Олины родители выживали в борьбе – то ли цепляясь, то ли выталкивая друг друга из круга общего жизненного пространства – как кукушата – с жестокостью инстинкта, и видели в этой безысходной суете умение жить. Выживание? – состояние споры, замершей до лучших времён – между жизнью и смертью. Так выживают ничего о себе не знающие, бессловесные существа, сохраняющие себя в летящем по ветру зонтике или причудливой колючке, цепляющейся за любого прохожего. Но человек? Что происходит с человеком, если он ничего не знает о себе? Должно быть, остаётся внешний облик физическая оболочка, схожая с человеком, как схож с Богом образок, висящий на груди…
* * *
Первое Олино одиночество было абсолютным – в нём не было даже её самой. Второе приближалось постепенно, и Оля успела привыкнуть к нему и впустила, узнав, и почти не протестуя: открыла дверь, равнодушно отвернулась и ушла на кухню, где в зелёном баке закипала мыльная вода с пелёнками; её душа была тогда в рабстве у детей, которых родила. А третье одиночество было милосердным – может быть, тогда оно и показало своё истинное лицо, и было это за год до эмиграции. Всё рушилось: Оля чувствовала, как слабые и прежде связи, объединяющие то, что было её жизнью, даже не рвались, а рассыпались как истлевшая ветошь; и Оля присутствовала – одновременно – в двух мирах: теперешнем, похожем на ярмарку уценённых надежд, и том, что возникнет потом, когда люди, променяв последние медяки на дешёвые сладости, разбредутся в свои судьбы, и время смешает пёстрые фантики с серой пылью.
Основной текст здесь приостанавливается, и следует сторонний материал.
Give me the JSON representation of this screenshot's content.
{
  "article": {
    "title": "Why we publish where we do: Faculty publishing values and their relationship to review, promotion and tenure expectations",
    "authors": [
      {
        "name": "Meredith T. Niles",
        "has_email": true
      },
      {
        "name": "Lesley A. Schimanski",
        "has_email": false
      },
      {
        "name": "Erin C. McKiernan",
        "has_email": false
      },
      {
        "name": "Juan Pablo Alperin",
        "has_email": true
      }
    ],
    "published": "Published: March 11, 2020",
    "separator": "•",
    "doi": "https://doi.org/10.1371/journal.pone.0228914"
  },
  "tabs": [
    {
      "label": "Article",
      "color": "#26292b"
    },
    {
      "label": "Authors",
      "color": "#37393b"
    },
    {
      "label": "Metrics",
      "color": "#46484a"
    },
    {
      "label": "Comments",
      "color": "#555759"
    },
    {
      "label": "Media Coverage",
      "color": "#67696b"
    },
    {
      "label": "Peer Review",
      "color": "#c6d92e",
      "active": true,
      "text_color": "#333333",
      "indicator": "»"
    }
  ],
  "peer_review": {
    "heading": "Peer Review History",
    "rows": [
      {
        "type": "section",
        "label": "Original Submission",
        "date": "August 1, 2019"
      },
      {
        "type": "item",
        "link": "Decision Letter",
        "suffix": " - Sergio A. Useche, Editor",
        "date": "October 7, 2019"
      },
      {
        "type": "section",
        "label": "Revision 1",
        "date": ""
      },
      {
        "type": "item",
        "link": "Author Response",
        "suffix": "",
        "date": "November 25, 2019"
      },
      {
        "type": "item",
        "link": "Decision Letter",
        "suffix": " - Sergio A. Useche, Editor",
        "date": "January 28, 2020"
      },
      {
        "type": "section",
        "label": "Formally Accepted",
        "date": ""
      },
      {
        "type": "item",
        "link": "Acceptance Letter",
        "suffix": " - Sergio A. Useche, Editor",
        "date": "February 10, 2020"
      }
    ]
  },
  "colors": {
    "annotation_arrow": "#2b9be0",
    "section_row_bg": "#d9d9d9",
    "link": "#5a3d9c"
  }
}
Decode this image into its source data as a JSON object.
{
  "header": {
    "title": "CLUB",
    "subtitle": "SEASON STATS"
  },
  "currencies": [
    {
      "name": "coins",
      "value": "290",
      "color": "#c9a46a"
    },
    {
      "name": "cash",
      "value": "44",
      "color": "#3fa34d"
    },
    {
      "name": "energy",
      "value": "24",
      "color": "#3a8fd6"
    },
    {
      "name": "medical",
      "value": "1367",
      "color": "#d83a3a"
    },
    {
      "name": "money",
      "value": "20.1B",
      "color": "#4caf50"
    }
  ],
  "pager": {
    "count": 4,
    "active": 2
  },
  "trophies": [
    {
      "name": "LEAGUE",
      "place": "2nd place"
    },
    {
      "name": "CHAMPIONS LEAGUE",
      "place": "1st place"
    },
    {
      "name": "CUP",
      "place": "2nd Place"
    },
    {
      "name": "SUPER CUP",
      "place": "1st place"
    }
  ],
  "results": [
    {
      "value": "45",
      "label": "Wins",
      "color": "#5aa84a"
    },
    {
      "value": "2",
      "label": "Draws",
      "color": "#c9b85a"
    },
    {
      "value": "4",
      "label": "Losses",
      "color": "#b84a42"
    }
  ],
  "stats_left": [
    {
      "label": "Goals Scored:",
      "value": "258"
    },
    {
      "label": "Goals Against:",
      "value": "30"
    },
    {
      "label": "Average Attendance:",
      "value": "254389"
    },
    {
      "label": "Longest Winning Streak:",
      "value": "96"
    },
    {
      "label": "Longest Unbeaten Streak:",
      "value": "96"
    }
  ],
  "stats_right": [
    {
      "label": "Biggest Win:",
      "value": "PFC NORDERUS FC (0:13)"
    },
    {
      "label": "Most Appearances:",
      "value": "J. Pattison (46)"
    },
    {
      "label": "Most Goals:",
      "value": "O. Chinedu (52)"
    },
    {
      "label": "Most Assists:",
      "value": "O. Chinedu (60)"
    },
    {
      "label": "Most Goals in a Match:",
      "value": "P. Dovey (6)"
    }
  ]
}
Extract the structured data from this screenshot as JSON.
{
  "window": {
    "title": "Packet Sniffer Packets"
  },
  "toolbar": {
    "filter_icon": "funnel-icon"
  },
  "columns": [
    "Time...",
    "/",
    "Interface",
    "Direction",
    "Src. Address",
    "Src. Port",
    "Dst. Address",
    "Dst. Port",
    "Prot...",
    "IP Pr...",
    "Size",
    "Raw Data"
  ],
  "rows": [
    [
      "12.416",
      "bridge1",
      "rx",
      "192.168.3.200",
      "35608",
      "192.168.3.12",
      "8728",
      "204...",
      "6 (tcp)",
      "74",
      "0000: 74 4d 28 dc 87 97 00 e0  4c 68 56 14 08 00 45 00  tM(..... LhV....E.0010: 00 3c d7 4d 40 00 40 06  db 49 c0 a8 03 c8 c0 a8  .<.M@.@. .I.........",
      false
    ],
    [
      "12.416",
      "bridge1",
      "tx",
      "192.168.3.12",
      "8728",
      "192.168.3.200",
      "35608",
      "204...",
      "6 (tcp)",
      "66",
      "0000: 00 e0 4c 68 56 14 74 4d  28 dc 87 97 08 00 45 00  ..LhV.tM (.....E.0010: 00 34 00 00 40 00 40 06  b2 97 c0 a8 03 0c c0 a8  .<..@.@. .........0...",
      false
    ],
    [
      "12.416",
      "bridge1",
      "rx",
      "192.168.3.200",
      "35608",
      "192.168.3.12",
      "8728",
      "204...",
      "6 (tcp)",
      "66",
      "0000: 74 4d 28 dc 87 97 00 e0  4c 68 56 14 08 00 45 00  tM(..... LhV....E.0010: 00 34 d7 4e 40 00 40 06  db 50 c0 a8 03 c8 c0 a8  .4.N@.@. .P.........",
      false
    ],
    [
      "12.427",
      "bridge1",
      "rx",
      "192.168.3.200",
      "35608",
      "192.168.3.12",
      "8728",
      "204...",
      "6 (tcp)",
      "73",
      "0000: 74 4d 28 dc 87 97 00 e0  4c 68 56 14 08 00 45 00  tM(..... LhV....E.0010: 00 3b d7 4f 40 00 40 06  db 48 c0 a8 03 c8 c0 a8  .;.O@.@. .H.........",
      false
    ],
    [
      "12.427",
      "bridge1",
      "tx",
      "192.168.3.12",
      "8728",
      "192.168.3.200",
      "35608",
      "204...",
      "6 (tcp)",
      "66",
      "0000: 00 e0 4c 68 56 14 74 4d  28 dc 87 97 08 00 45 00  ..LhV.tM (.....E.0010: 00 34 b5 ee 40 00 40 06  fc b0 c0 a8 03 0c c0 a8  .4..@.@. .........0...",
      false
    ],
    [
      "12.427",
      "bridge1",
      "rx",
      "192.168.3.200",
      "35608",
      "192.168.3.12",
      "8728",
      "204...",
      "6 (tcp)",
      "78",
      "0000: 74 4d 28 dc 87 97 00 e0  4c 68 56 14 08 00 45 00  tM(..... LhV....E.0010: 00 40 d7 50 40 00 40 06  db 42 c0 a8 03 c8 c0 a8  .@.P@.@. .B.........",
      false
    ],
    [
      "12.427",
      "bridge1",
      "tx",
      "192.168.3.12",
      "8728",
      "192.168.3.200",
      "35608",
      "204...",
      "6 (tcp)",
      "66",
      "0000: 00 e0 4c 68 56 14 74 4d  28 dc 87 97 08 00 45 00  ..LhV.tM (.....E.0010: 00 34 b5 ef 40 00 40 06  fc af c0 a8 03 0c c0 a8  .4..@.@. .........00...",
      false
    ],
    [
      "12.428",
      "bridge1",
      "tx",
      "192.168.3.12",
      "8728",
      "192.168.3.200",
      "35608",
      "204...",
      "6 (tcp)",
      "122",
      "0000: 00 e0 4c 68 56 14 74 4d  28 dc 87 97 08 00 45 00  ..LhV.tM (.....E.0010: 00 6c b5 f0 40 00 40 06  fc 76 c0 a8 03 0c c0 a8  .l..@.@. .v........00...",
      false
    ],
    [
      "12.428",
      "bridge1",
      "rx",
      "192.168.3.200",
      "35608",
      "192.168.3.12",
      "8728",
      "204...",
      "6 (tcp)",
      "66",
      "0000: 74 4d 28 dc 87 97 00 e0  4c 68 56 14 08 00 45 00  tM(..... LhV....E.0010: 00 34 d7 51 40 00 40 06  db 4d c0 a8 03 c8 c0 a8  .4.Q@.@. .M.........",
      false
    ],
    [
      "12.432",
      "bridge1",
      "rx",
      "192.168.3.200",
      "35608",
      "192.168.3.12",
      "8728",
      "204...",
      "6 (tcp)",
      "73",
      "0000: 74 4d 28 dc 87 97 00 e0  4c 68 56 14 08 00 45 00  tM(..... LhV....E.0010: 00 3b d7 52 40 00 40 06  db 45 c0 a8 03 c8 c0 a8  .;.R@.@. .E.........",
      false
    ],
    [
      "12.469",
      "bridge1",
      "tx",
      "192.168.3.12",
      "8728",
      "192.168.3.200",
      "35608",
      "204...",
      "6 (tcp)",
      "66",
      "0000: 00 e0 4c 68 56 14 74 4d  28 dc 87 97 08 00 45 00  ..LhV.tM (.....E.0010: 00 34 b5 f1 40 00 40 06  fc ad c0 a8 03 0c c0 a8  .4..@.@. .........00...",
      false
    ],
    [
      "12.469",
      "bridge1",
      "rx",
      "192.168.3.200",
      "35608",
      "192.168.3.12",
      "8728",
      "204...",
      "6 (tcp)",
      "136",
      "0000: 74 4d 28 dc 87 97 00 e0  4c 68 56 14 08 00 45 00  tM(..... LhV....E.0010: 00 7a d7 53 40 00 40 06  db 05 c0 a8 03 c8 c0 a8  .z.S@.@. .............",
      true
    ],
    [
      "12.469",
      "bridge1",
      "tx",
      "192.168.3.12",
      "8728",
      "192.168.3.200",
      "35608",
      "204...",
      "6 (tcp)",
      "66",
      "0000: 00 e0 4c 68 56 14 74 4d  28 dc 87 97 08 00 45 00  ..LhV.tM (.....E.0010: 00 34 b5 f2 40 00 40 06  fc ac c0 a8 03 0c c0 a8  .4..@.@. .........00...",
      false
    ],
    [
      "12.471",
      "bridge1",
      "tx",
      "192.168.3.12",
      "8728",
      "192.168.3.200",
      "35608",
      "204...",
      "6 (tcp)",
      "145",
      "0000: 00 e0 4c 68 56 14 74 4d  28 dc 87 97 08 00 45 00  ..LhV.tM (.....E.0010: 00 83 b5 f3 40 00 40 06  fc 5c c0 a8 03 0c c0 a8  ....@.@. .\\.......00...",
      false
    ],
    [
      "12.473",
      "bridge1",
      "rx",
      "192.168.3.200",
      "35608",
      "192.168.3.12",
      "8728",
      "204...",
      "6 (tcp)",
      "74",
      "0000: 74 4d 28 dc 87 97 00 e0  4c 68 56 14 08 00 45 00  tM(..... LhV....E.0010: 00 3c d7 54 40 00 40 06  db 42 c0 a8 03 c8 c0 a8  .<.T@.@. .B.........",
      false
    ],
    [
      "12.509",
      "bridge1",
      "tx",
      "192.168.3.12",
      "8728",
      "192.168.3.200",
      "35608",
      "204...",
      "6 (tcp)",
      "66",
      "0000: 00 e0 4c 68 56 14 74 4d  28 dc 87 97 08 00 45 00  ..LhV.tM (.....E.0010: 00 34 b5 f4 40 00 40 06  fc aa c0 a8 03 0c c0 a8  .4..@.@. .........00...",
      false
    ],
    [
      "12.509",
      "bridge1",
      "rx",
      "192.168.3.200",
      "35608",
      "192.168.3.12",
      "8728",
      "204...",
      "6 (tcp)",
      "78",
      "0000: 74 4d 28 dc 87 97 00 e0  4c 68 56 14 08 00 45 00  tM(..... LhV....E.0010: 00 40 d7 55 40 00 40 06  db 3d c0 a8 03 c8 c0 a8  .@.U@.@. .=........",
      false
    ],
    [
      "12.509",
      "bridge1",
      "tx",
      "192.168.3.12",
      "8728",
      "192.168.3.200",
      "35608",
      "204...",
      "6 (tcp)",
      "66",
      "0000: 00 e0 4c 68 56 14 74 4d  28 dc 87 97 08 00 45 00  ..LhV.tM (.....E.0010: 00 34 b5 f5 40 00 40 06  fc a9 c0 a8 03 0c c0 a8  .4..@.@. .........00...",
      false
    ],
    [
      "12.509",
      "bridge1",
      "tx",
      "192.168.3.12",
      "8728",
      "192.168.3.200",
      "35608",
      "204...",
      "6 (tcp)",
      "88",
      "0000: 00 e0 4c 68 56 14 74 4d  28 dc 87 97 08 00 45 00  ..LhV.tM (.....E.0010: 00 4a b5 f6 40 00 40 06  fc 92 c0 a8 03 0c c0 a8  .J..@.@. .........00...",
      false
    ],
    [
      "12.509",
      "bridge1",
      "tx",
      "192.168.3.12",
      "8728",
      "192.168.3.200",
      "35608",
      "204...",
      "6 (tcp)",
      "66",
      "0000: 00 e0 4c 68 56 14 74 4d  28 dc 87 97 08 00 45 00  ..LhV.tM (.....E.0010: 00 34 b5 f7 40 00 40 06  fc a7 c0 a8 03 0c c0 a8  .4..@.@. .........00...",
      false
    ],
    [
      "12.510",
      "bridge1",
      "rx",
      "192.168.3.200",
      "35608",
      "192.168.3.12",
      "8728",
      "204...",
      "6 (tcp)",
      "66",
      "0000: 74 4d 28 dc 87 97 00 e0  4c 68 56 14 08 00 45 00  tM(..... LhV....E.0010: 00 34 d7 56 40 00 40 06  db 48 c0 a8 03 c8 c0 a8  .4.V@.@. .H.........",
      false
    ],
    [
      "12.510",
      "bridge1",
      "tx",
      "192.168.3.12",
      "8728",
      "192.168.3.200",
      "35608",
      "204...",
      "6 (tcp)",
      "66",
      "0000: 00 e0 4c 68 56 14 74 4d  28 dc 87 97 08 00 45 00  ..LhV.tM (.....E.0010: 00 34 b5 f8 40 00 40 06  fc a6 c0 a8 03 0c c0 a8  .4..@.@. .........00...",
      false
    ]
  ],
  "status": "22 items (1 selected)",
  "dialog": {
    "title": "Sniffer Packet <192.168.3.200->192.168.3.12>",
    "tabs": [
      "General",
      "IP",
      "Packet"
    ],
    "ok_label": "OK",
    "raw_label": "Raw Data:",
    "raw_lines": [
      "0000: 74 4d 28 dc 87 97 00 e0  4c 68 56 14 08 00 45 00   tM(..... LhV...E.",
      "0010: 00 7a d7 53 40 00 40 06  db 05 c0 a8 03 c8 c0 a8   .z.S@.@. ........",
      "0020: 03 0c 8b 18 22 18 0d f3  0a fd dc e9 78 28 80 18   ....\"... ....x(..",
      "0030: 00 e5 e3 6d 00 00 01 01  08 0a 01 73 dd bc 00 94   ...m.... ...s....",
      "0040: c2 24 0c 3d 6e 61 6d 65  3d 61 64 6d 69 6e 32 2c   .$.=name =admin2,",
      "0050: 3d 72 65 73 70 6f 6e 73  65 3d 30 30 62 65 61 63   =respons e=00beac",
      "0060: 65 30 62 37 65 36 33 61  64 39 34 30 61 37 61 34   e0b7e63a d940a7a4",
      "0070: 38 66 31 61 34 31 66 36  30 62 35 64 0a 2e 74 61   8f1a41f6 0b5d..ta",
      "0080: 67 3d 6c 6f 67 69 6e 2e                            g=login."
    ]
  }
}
Оля заметалась в поисках выхода: нужно было спасать детей из разрушающегося мира. Пыталась говорить с мужем, но Михаил давно жил не с ней, а где-то там, где Олин голос слышался как песня без слов. Отказаться от её голоса Михаил не мог: так звучало его спасение – тайна его скрытой ото всех жизни… Но слова, которые она произносила, мучили его – отвлекали от забвения, которое давал голос… Кажется, она говорила, что несчастна, что устала. Говорилось… ею?… Об усталости – её?… Его спасение – устало?… Его счастье – несчастливо? Было выше сил принять – осознать, что вера его, его любовь, где-то там… в своём источнике, пугающе недоступном, иссякает. Не было сил услышать разрушающий смысл слов. И Михаил забывался в звуках, запахах, прикосновениях, отдыхая в тени своей жизни, которая утекала без него…
Оля запомнила тот вечер, когда явилось третье одиночество. Ожесточение заполнило восьмиметровую спальню – комнатку, обставленную компромиссами. Диван раскладывался, ущемляя нижний ящик секретера, но теснился перед его средней, превращающейся в столик, дверкой, подставляя себя под него, как сиденье. В свой верхний ящик секретер принимал постель, зато диван терпел груду книг, сваленных на него во время занятий.
Была зима – бесснежная, с ледяными ветрами и гололёдами. Сутулящиеся прохожие подставляли морозу спины, локти и казались Оле беженцами. Она удивлялась, когда слышала обрывки разговоров: не о катастрофе, а о китайских сумках, которые разыгрываются в лотерею, или о весне – какая может быть весна после такой зимы… В окно спальни через дырочку в раме дул холодный ветер, и Оля затыкала её пёстрым пластилином…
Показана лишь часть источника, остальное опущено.